Publicado en: Third World Quarterly, Vol. 30, No. 4, 2009, pp 761–777
2009
This paper critically examines the widespread belief that the early implementation of comprehensive land reforms prior to the industrialisation process, coupled with subsequent agrarian state policies channelling the intersectoral transfer of resources, has been a central determinant of East Asia’s (mainly Taiwan’s and South Korea’s) outperformance of Latin America. We argue that, although those agrarian policies should certainly be part of any comparative investigation of the course of capitalist development in each of these two regions, they cannot explain their divergence. The paper contends that the respective scope and timing of agrarian policies has been an expression of the specific contradictions of the early industrialisation process in each region, rather than an autonomous determinant of the course of the latter.
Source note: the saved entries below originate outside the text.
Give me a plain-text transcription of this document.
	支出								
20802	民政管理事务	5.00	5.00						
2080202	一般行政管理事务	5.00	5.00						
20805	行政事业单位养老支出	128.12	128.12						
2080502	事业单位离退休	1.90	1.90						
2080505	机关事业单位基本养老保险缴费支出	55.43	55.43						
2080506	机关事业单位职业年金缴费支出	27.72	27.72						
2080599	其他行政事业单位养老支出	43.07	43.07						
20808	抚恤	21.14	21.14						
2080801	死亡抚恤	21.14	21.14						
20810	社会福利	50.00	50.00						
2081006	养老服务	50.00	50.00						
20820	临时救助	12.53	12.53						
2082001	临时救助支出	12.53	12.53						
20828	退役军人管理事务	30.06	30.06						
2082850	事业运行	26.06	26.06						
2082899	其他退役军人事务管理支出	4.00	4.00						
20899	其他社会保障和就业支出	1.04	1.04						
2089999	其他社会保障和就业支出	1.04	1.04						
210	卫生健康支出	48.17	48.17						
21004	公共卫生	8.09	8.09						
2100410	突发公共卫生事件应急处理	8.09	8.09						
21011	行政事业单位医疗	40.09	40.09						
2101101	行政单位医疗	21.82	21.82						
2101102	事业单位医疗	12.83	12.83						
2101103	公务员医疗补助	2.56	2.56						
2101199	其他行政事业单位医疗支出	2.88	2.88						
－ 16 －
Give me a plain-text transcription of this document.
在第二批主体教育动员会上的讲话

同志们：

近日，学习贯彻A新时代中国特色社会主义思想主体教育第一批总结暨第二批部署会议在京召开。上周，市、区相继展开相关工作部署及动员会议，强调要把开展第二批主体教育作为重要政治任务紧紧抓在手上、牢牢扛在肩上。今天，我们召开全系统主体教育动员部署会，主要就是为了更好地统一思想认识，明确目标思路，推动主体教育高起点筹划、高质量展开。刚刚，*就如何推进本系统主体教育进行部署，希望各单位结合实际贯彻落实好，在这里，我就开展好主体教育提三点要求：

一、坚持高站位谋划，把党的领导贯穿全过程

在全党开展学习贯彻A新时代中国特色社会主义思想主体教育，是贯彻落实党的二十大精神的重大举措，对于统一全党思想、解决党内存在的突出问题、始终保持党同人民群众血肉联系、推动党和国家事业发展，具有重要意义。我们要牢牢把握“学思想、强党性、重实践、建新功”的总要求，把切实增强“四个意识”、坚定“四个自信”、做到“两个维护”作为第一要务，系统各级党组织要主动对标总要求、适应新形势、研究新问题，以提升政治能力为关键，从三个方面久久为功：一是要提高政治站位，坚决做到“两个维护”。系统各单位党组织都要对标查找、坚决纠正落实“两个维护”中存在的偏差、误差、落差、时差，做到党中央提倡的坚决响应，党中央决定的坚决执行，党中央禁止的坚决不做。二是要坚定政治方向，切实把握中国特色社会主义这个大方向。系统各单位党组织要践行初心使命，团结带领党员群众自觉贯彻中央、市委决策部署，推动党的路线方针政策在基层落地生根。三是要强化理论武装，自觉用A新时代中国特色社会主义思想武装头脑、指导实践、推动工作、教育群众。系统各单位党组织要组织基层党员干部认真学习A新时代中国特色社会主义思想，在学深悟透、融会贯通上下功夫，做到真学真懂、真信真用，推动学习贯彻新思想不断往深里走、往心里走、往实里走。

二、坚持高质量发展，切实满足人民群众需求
Based on insights derived from the Marxian critique of political economy, the paper shows that each region’s respective agrarian policies have expressed the differential resolution of the opposition between the rate of profit (industrial capital) and ground-rent (landed property) in the import substituting industrialisation process. In so doing, the paper takes issue with the claim that timely land reforms in Taiwan and Korea have facilitated the subsequent successful turn to an export-oriented industrialisation strategy. An alternative account of the different developmental paths in East Asia and Latin America based on the unfolding of the Marxian ‘law of value’ on a world scale is also provided.